Hi, Andy! Thanks for agreeing to be interviewed.
Before we start, would you mind telling us a bit about yourself?
I’m in my late 40s, somewhere around the 35 mark, and I’ve recently discovered that life isn’t a jail sentence but an adventure that’s probably worth giving a go. For the past 19 years or so I’ve been employed as a Crime Scene Investigator (CSI) and love my job.
So, what inspired you to start writing?
I’ve been a reader for as long as I can remember. When I was in my mid-twenties, I read a book that I thought was utterly rubbish, and I was sure – absolutely positive – that I could write one better. I couldn’t. Oh I wrote one, but it was utterly rubbish too. And I’ve been trying to get into the ‘reasonable’ category ever since then.
Your books are better than reasonable! I’m reading A Long Time Dead now!
Is there anything you find particularly challenging in your writing?
I’ve always been a non-conformist with everything in life. Don’t get me wrong, I’m not a baddun, but I get miffed with rules and regs. So one of the challenging things about my writing was to discover that some of those rules are there for my own benefit. An example would be story length. Most people’s idea of a story is about 100k words; it makes it easy to package and easy to sell, makes it palatable for most readers.
So beginning a series with a 260k word story probably wasn’t my best marketing move ever. My plight is to keep things tight, keep books in check instead of letting myself have a free hand. I suppose one day I’ll learn.
When you’re writing a story, where do you start? Main text? Title? Beginning? end?
Where do I start a new story? Usually I start with a premise: “What would happen if they brought back the death penalty?” But sometimes I begin with just one scene. Black by Rose began with a robbery and I constructed a story around it. That robbery scene is something like chapter 23 now.
Do you have any regrets or things you wish that you had done differently?
Do I have any regrets? How long have you got? See 3. I’m terrible at making my mind up. I’ll finish something and then go back and change it because “I’m making it better.” I have no patience either; and these two things are a bad combination. If I’d stopped and thought about it, I wouldn’t have released A Long Time Dead with the main character called Jonathan Benedict. I would have changed him to Roger Conniston before I published. Honestly, the list goes on.
What advice would you give to other authors?
Advice I wish I’d had falls from question 5 really: be patient. Write a lot, but be patient and select your dot with precision (http://andrew-barrett.co.uk/index.php/andrews-blog).
Are there any books or authors that you feel have particularly influenced you?
I suppose it sounds cliché, but I really enjoy a good Stephen King book; my favourite being The Stand. I have a fairly broad spectrum when it comes to reading though I can’t state that any have influenced my writing specifically. I do enjoy Bernard Cornwell, and am loving George RR Martin’s Game of Thrones right now. But as for crime fiction, I enjoyed Prince of Thieves by Chuck Hogan, and very recently discovered James Carol. Broken Dolls was superbly written; a lesson in how to write an excellent crime thriller.
Can I ask, if you don’t mind, what are you currently working on?
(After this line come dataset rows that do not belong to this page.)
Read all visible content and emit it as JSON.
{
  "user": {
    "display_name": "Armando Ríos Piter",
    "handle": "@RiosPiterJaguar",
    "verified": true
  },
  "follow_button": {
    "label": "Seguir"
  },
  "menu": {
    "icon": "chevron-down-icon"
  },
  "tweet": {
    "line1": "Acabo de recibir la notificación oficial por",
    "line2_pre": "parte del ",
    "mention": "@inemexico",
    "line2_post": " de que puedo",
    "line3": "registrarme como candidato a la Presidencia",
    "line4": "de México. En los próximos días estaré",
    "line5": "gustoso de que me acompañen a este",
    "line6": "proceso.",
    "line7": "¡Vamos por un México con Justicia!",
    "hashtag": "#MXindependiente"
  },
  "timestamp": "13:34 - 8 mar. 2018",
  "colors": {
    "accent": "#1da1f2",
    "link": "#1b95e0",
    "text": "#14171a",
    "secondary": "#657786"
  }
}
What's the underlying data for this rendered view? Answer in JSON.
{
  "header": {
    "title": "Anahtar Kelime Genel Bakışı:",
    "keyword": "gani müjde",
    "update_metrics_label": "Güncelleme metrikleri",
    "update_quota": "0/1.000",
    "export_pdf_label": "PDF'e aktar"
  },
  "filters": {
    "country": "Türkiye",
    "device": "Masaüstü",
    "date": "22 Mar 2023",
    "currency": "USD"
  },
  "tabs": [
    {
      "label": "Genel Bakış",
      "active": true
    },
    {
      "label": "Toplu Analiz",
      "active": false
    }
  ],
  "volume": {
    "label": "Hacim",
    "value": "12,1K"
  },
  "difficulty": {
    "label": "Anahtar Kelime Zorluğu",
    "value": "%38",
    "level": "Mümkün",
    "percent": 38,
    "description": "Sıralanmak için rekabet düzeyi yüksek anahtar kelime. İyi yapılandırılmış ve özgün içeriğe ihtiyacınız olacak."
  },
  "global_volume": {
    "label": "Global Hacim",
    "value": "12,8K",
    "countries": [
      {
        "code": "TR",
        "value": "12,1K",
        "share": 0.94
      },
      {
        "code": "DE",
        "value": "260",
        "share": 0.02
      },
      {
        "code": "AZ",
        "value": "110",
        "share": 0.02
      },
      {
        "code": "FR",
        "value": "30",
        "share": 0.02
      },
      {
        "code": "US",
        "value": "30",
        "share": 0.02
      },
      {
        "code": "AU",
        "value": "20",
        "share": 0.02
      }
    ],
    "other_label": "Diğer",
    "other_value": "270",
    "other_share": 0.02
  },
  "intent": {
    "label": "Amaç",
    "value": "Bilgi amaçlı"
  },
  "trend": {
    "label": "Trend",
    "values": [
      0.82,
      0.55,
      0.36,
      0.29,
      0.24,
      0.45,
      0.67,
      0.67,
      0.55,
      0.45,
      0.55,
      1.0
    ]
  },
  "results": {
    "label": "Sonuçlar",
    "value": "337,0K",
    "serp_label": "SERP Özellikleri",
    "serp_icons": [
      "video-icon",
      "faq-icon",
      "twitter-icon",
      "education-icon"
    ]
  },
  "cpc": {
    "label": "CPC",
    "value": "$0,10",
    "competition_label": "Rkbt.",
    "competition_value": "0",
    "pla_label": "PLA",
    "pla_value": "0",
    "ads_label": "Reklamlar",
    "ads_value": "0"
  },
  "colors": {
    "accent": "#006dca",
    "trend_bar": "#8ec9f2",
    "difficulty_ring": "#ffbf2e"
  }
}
In between bouts of life, I’m working on my new Eddie Collins novel entitled Sword of Damocles. It features lots of already established ‘Eddie Magic’, but we see a whole new side to him as he’s unexpectedly promoted, and he’s dealing with a rebellion in the office. But to counter that, he’s investigating something quite horrific that actually has its roots in a real crime that happened about 30 years ago.
Is there anything you’d like to say to your readers, or just in general?
I count myself blessed to have been on Amazon’s best seller lists once or twice. And so I’d really like to yell a big Thank You to everyone who has read one of my offerings, and I promise to do better next time! And for those who ask when the next Eddie book is coming out, all I can say is as soon as I can possibly do it. Unfortunately I’m in one of the most turbulent parts of my life right now, but as soon as I’m able I’ll crack on with it again. In the meantime, thank you, sincerely, for your continued support and encouragement.